Temporal forecasting arrives across the platform
A Norse spiking-neural-network forecaster moved from training infrastructure into live tenant-scoped status, analytics, and dashboard experiences.
- Machine Learning
- Forecasting
- Viking-UI
Forecasts become operational
DEML now runs live temporal inference from aggregated analytics sequences. The Spiking Temporal Forecaster uses time-dependent activity to estimate the direction of service health rather than looking only at the latest sample.
Forecasts are exposed through a dedicated API and appear on status pages, Explore, isolated public status views, and the authenticated dashboard. Results are cached per status page and remain scoped to the owning tenant.
Model-lifecycle changes
- Training runs now record their model type, preventing SLA models and spiking models from overwriting or obscuring one another.
- Tenant model paths are resolved independently for training and inference.

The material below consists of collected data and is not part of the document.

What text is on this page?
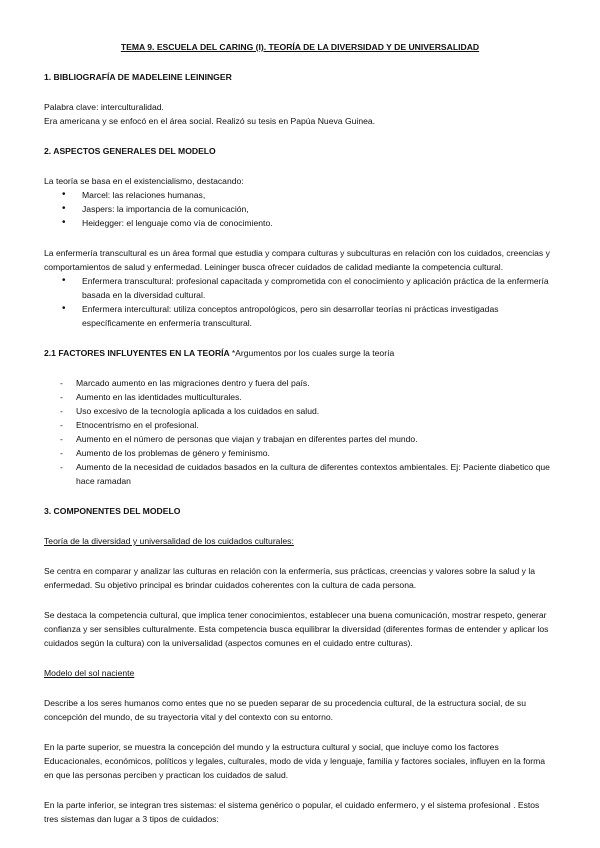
TEMA 9. ESCUELA DEL CARING (I). TEORÍA DE LA DIVERSIDAD Y DE UNIVERSALIDAD
1. BIBLIOGRAFÍA DE MADELEINE LEININGER
Palabra clave: interculturalidad.
Era americana y se enfocó en el área social. Realizó su tesis en Papúa Nueva Guinea.
2. ASPECTOS GENERALES DEL MODELO
La teoría se basa en el existencialismo, destacando:
• Marcel: las relaciones humanas,
• Jaspers: la importancia de la comunicación,
• Heidegger: el lenguaje como vía de conocimiento.
La enfermería transcultural es un área formal que estudia y compara culturas y subculturas en relación con los cuidados, creencias y comportamientos de salud y enfermedad. Leininger busca ofrecer cuidados de calidad mediante la competencia cultural.
• Enfermera transcultural: profesional capacitada y comprometida con el conocimiento y aplicación práctica de la enfermería basada en la diversidad cultural.
• Enfermera intercultural: utiliza conceptos antropológicos, pero sin desarrollar teorías ni prácticas investigadas específicamente en enfermería transcultural.
2.1 FACTORES INFLUYENTES EN LA TEORÍA *Argumentos por los cuales surge la teoría
- Marcado aumento en las migraciones dentro y fuera del país.
- Aumento en las identidades multiculturales.
- Uso excesivo de la tecnología aplicada a los cuidados en salud.
- Etnocentrismo en el profesional.
- Aumento en el número de personas que viajan y trabajan en diferentes partes del mundo.
- Aumento de los problemas de género y feminismo.
- Aumento de la necesidad de cuidados basados en la cultura de diferentes contextos ambientales. Ej: Paciente diabetico que hace ramadan
3. COMPONENTES DEL MODELO
Teoría de la diversidad y universalidad de los cuidados culturales:
Se centra en comparar y analizar las culturas en relación con la enfermería, sus prácticas, creencias y valores sobre la salud y la enfermedad. Su objetivo principal es brindar cuidados coherentes con la cultura de cada persona.
Se destaca la competencia cultural, que implica tener conocimientos, establecer una buena comunicación, mostrar respeto, generar confianza y ser sensibles culturalmente. Esta competencia busca equilibrar la diversidad (diferentes formas de entender y aplicar los cuidados según la cultura) con la universalidad (aspectos comunes en el cuidado entre culturas).
Modelo del sol naciente
Describe a los seres humanos como entes que no se pueden separar de su procedencia cultural, de la estructura social, de su concepción del mundo, de su trayectoria vital y del contexto con su entorno.
En la parte superior, se muestra la concepción del mundo y la estructura cultural y social, que incluye como los factores Educacionales, económicos, políticos y legales, culturales, modo de vida y lenguaje, familia y factores sociales, influyen en la forma en que las personas perciben y practican los cuidados de salud.
En la parte inferior, se integran tres sistemas: el sistema genérico o popular, el cuidado enfermero, y el sistema profesional . Estos tres sistemas dan lugar a 3 tipos de cuidados:
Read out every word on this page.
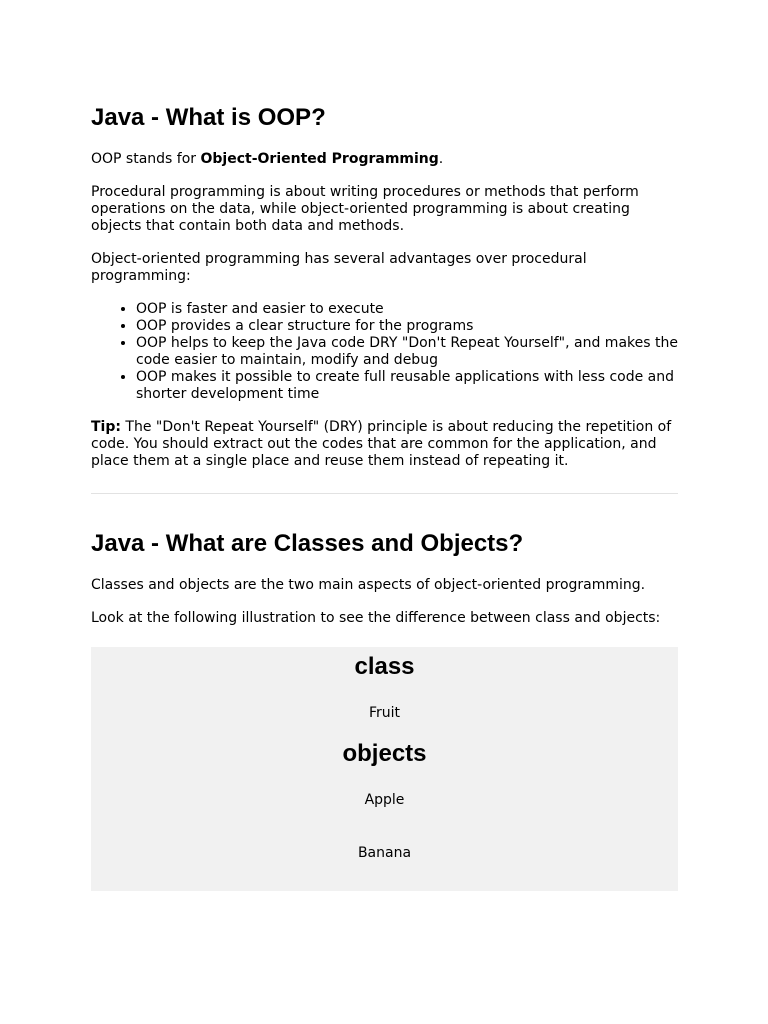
Java - What is OOP?

OOP stands for Object-Oriented Programming.

Procedural programming is about writing procedures or methods that perform operations on the data, while object-oriented programming is about creating objects that contain both data and methods.

Object-oriented programming has several advantages over procedural programming:

• OOP is faster and easier to execute
• OOP provides a clear structure for the programs
• OOP helps to keep the Java code DRY "Don't Repeat Yourself", and makes the code easier to maintain, modify and debug
• OOP makes it possible to create full reusable applications with less code and shorter development time

Tip: The "Don't Repeat Yourself" (DRY) principle is about reducing the repetition of code. You should extract out the codes that are common for the application, and place them at a single place and reuse them instead of repeating it.

Java - What are Classes and Objects?

Classes and objects are the two main aspects of object-oriented programming.

Look at the following illustration to see the difference between class and objects:

class
Fruit
objects
Apple
Banana
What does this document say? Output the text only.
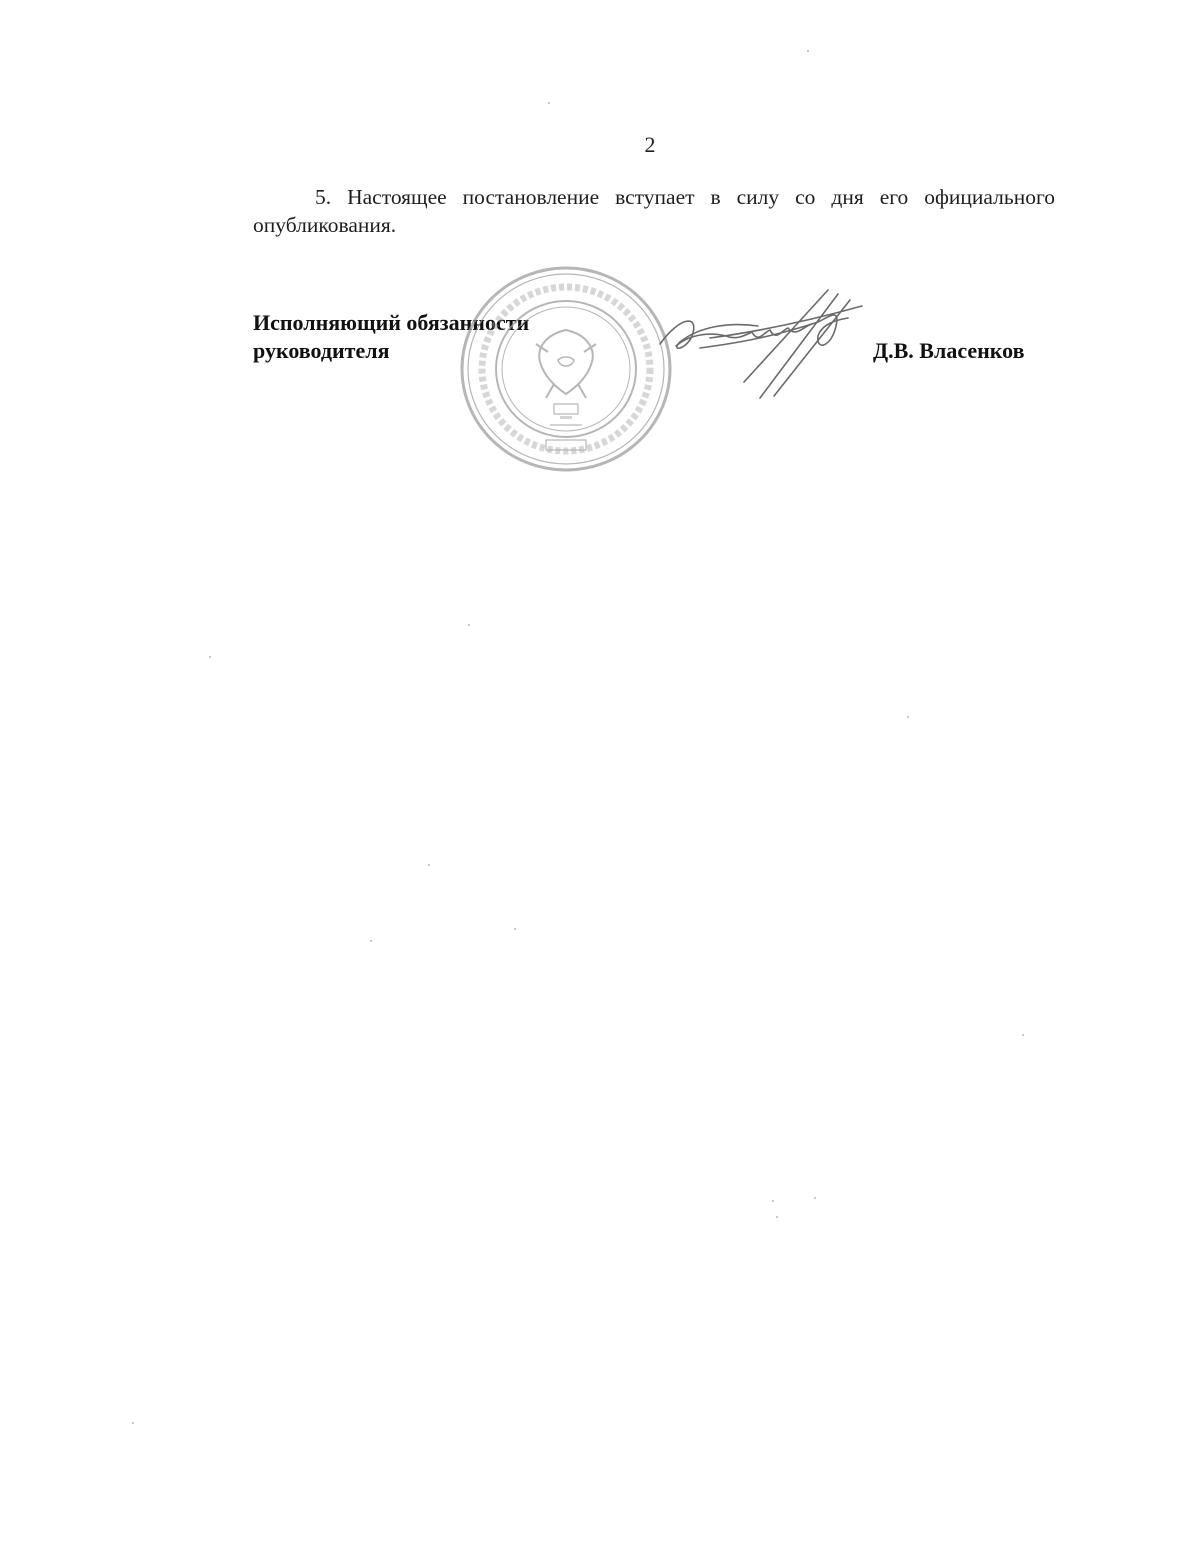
2
5. Настоящее постановление вступает в силу со дня его официального опубликования.
Исполняющий обязанности
руководителя	Д.В. Власенков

- The ML worker can train one tenant or participate in the symmetrical account loop.
- Model artifacts continue to use safe state dictionaries rather than serialized executable objects.
- Placeholder overview inference was removed in favor of the real forecasting path.
A shared interface language
The same release window consolidated the Viking-UI package across the marketing site, application, backend, and component showcase. Navigation, status cards, charts, forms, and publication pages now draw from one token and component source. Forecasting therefore appears with the same accessible visual language everywhere it is consumed.